Vous n’allez pas le croire. Une jeune fille doit respecter son père et le craindre aussi. C’est ce que nous dit la société. Le respect pour un parent reste une valeur à transmettre. Il faut craindre le parent, et vice versa : ne pas être trop en contact et risquer de provoquer une inceste.

Traditionnellement, si la fille avait un message important à donner à son papa, elle devait passer par la maman qui ensuite acheminait le message au papa. Le papa traitait le cas et donnait la réponse à la maman qui devait le transmettre à l’enfant. Cet ordre était respecté comme cela. Aujourd’hui, cette pratique est de moins en moins utilisée.

  1. Cracher en public

Ça c’est dégelasse ! Voir une fille (même un garçon) cracher en publique, c’est vraiment ridicule, je trouve. La femme burundaise doit conserver sa beauté du corps, d’esprit et de manières. Elle doit éviter tout ce qui risque de changer sa réputation.

Cracher, déféquer, pisser, …, de telles actes déshonorent toute personne qui le fait en public. Il est normale qu’un homme pisse ou crache dans la rue, mais la fille burundaise ne le faisait pas. Même aujourd’hui, il y en a celles qui gardent toujours ces bonnes manières.

  1. Parler en mangeant

Ça aussi ! Parler fourchette dans la bouche, n’est-ce pas une caricature de soi ? Les aliments mâchés dans la bouche ne sont pas bon à voir. Umurundikazi, dans sa dignité, ne serait jamais celle qui se noie dans cette honteuse rivière. Comme cracher en public, manger devait aussi être fait avec discipline.

  1. Prendre la parole en public quand le mari est encore en vie

Ah oui. Un interdit très révoltant. Je suis sûr qu’une femme qui lit ce point va sentir un sentiment de révolte. Elle se dit : « Mais si j’ai à dire… », ou encore «  je peut avoir un argument contraire à celui de mon époux… » etc. Chers amis, c’est comme cela qu’ont grandi nos chères mamans et grand-mères. Souvent, on pouvait donner la parole à son beau-frère ou un autre homme de la famille en présence de la femme plus concernée. « Inkokokazi ntibika isake ihari », une poule ne chante pas en présence d’un coq.

Aujourd’hui, on se bat encore pour l’abolition de cet interdit, mais il revient souvent dans quelques familles.
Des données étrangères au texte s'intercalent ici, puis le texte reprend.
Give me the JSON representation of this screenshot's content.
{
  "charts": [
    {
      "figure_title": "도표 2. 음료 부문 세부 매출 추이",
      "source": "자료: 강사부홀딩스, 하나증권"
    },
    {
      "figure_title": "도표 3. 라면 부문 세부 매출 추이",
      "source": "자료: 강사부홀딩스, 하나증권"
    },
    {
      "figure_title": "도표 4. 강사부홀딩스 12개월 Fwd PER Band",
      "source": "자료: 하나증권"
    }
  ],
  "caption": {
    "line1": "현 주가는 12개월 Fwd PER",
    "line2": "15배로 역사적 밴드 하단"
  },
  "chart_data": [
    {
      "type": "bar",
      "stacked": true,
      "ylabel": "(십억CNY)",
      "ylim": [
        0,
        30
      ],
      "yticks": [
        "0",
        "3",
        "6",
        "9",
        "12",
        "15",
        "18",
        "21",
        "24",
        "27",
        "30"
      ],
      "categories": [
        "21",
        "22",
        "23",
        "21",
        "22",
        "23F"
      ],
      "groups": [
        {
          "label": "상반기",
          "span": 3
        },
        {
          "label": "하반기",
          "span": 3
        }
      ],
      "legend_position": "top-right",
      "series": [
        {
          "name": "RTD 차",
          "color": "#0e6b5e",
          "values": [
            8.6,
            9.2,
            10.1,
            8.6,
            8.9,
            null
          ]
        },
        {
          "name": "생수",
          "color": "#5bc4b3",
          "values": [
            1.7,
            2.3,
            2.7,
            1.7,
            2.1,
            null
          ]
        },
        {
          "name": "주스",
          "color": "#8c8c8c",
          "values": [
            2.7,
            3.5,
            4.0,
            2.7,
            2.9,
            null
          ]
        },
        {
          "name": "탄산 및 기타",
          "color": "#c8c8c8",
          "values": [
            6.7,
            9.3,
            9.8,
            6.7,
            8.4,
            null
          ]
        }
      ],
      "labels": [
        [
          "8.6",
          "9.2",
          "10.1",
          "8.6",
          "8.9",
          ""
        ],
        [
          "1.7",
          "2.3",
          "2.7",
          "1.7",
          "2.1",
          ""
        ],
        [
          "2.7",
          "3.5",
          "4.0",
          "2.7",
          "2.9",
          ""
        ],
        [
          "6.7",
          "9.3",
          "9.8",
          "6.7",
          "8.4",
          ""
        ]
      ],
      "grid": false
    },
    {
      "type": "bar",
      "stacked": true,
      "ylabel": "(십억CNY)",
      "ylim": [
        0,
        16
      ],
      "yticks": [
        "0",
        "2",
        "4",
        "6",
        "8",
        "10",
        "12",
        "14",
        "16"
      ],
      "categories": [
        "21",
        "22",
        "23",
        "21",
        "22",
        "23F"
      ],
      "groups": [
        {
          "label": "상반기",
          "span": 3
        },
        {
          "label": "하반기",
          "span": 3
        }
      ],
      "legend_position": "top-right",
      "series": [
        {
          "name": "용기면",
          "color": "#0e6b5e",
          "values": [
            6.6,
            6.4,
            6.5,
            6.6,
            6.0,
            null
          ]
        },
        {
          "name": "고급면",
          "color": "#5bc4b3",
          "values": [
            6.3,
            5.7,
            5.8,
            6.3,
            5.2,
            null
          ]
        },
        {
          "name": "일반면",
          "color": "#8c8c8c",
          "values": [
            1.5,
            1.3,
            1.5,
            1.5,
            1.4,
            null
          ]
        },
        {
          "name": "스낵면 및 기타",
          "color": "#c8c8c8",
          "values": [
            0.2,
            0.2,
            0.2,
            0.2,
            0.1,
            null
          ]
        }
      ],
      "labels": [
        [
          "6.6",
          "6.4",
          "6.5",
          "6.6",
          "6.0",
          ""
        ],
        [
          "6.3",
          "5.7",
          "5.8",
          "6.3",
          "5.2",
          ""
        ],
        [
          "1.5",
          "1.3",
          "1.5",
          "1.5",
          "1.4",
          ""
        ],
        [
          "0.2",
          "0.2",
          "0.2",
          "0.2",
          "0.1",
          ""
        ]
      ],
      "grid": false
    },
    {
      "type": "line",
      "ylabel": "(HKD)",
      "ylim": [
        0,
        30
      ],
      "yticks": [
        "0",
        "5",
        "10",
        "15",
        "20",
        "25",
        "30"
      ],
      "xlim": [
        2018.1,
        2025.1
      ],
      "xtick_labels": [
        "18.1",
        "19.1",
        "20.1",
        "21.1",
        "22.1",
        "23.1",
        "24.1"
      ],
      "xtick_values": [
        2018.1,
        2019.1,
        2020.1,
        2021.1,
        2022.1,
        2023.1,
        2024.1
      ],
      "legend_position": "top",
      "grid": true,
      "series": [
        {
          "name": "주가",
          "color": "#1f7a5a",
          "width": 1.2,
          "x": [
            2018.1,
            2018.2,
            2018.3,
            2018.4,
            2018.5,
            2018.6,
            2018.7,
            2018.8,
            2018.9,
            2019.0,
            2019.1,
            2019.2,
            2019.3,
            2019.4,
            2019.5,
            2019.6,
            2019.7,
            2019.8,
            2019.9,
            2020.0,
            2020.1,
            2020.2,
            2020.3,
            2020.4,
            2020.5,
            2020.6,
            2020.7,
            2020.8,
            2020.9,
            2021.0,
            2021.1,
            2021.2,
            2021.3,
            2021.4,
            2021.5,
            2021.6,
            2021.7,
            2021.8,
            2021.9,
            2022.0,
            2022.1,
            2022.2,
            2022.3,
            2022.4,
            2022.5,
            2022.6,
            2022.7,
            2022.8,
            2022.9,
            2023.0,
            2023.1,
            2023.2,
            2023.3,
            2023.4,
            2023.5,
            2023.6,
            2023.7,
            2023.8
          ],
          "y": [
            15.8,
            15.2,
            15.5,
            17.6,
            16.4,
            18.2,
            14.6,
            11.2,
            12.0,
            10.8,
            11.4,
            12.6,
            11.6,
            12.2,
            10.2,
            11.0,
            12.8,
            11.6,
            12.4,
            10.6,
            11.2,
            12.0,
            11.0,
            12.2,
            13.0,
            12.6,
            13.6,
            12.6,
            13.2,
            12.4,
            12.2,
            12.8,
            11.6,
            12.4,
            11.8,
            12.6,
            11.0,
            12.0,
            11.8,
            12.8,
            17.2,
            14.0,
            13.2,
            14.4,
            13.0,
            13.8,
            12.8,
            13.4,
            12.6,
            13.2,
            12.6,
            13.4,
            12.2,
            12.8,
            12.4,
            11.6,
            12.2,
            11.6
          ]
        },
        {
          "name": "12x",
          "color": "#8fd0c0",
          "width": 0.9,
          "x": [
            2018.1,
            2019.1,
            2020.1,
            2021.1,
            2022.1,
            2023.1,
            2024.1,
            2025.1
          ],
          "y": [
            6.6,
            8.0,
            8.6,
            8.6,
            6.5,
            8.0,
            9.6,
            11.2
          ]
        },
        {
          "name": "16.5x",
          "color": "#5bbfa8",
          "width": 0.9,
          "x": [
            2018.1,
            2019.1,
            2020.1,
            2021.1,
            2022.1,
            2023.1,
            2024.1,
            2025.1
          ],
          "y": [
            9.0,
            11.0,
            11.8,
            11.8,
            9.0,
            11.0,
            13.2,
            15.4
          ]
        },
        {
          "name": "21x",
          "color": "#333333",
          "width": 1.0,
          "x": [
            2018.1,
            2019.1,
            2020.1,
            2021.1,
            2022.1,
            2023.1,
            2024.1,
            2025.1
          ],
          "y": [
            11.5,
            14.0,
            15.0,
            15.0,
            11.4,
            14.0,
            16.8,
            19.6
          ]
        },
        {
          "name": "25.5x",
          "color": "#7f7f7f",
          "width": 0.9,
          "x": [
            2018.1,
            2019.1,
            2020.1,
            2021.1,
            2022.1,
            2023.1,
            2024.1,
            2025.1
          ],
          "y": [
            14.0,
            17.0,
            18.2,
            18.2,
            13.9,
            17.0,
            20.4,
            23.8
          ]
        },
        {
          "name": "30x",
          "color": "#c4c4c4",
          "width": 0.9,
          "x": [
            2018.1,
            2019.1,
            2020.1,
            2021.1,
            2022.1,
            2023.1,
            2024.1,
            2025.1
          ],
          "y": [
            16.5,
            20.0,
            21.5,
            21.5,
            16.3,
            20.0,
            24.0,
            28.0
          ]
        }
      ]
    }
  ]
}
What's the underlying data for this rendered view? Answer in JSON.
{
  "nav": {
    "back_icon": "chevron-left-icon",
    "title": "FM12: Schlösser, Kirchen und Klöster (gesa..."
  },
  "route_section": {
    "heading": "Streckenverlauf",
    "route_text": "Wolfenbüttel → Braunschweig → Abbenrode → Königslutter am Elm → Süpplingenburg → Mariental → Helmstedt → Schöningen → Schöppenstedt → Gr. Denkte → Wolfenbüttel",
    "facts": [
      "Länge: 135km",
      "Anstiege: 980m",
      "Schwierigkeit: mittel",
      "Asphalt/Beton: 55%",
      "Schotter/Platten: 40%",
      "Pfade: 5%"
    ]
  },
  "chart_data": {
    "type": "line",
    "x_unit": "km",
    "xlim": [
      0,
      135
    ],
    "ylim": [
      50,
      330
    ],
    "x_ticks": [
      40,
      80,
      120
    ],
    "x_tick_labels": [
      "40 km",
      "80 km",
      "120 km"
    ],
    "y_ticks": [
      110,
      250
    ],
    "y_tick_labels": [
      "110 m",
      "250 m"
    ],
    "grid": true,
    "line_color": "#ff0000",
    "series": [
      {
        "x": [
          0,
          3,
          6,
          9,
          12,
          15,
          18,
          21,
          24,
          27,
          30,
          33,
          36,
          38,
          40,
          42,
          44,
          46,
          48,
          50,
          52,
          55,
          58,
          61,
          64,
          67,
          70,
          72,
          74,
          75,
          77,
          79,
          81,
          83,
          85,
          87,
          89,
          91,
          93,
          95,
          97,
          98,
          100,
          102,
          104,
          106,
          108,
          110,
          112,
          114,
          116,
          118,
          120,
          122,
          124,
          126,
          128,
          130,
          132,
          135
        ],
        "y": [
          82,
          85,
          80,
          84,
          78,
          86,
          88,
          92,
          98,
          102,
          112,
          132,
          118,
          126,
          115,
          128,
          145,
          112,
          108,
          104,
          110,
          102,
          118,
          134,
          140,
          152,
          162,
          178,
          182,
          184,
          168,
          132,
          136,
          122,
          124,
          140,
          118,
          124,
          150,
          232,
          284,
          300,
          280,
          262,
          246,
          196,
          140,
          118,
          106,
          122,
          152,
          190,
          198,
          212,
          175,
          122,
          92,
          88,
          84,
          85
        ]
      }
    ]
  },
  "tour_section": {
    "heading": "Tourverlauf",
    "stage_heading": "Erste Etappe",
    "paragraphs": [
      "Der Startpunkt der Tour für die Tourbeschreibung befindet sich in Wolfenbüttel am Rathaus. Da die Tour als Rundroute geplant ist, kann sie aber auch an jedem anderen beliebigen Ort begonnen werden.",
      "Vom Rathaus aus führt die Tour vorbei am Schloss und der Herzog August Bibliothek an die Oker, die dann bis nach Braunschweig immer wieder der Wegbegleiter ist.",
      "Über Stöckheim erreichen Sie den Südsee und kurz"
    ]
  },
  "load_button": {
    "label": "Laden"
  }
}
  1. Se marier sans paiement de la dot

Même si les burundais disent que ne pas payer la dot pour une fille équivaut à son achat, comme certains amis congolais le disent aussi d’ailleurs, la dot reste un honneur pour la famille de la jeune fille.  On réclame toujours sa disparition, mais cette pratique persiste.

Aller se marier sans paiement de la fameuse dot signifie une insolence, une désobéissance, un dénigrement de soi et de sa famille.

  1. S’asseoir jambes écartées

En fin, l’érotisme. Un aspect toujours tabou au Burundi. Tout ce qui va vers exhibitionnisme est interdit surtout pour la femme burundaise. A l’exception d’Inarunyonga, un anti-modèle de la société légendaire de la littérature orale burundaise, aucune femme ne peut oser parler des choses en rapport avec la sexualité. Écarter les jambes signifierait inviter les concubins. Un acte insolent chez la femme ou la fille burundaise.

Aujourd’hui, on peut le voir chez quelques femmes des certains centres urbains mais ça reste minime.